Research design and Methods In the period 1996 to 2018 19,342 individuals were identified at a Danish tertiary diabetes center. Vibration perception threshold (VPT) was assessed by biothesiometry, repeated throughout the study. Exclusion of prevalent DSPN cases or missing data left 9,473 individuals for analysis of DSPN using a cut-off above 25 V and 2,783 individuals using age-sex-height specific cut-offs. Poisson regression analysis was used to model incidence rates of DSPN for both cut-offs and separately for diabetes types. Covariates were sex, age, diabetes duration and calendar time.
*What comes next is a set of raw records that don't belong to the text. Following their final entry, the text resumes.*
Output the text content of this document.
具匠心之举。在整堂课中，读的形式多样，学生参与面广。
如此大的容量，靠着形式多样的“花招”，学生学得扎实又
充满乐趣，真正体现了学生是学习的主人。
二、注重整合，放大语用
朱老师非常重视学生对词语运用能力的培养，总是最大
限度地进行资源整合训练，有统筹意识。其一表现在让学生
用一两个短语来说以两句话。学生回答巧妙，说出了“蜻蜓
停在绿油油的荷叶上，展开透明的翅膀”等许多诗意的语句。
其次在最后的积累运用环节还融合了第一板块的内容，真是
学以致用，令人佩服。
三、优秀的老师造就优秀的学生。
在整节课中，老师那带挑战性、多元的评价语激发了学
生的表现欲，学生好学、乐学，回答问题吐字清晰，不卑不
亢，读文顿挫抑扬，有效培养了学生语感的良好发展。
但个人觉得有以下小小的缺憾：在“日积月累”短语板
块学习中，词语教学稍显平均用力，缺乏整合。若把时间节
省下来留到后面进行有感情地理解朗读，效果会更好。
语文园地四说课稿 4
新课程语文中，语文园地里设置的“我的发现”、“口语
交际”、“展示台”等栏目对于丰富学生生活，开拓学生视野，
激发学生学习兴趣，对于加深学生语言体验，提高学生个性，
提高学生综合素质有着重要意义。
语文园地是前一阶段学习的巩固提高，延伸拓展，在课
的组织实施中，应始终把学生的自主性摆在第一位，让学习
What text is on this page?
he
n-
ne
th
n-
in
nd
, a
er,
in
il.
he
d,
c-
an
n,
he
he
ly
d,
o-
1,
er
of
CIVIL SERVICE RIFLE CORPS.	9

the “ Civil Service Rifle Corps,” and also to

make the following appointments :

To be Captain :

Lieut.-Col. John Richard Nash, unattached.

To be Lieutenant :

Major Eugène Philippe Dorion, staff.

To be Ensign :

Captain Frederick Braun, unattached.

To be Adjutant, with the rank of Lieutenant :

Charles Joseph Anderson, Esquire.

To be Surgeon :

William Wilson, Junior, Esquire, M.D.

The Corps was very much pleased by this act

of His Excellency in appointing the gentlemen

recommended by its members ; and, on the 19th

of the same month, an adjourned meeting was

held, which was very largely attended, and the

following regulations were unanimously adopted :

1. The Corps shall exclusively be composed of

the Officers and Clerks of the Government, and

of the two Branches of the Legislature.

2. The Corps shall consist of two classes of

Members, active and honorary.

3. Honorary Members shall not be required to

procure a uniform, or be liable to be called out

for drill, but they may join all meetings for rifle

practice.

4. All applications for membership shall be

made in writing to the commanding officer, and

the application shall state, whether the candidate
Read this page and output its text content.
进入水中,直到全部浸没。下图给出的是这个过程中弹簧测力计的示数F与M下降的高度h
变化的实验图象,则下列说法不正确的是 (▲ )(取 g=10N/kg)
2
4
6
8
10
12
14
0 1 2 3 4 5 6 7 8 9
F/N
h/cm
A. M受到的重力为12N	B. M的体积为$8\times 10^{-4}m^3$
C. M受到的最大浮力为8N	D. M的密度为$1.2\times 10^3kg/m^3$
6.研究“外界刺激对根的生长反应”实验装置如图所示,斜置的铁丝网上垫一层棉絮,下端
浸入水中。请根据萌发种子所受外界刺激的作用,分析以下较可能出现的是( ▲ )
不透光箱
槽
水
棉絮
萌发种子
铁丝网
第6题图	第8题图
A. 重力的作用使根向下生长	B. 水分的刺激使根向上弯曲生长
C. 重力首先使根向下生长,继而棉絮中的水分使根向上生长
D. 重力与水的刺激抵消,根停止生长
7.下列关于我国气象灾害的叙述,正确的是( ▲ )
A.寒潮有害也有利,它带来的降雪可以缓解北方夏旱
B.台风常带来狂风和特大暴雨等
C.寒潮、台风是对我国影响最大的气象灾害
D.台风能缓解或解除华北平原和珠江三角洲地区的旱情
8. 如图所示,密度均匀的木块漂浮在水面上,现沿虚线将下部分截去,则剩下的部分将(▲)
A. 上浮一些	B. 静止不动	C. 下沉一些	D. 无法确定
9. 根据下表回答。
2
Results Incidence rates of DSPN decreased from 1996 to 2018 e.g., from 4.78 [3.60-6.33] /100 PY to 1.15 [0.91-1.47] /100 PY for 40-year-old men with type 1 diabetes and from 16.54 [11.80-23.18] /100 PY to 8.02 [6.63-9.69] /100 PY for 60-year-old men with type 2 diabetes, when using above 25 V as cut-off.

Analyses using age-sex-height specific cut-off demonstrated similar incidence patterns by calendar time without sex differences. For type 1 diabetes, decreasing incidence rate were seen with higher age.

Conclusion Incidence rates for DSPN are declining in type 1 and type 2 diabetes, possibly due to improved diabetes treatment. This causality remains to be explored. Distinct age-related patterns indicate that the pathophysiology of DSPN may differ between diabetes types.

Funding

The work leading to this article received funding from internal sources.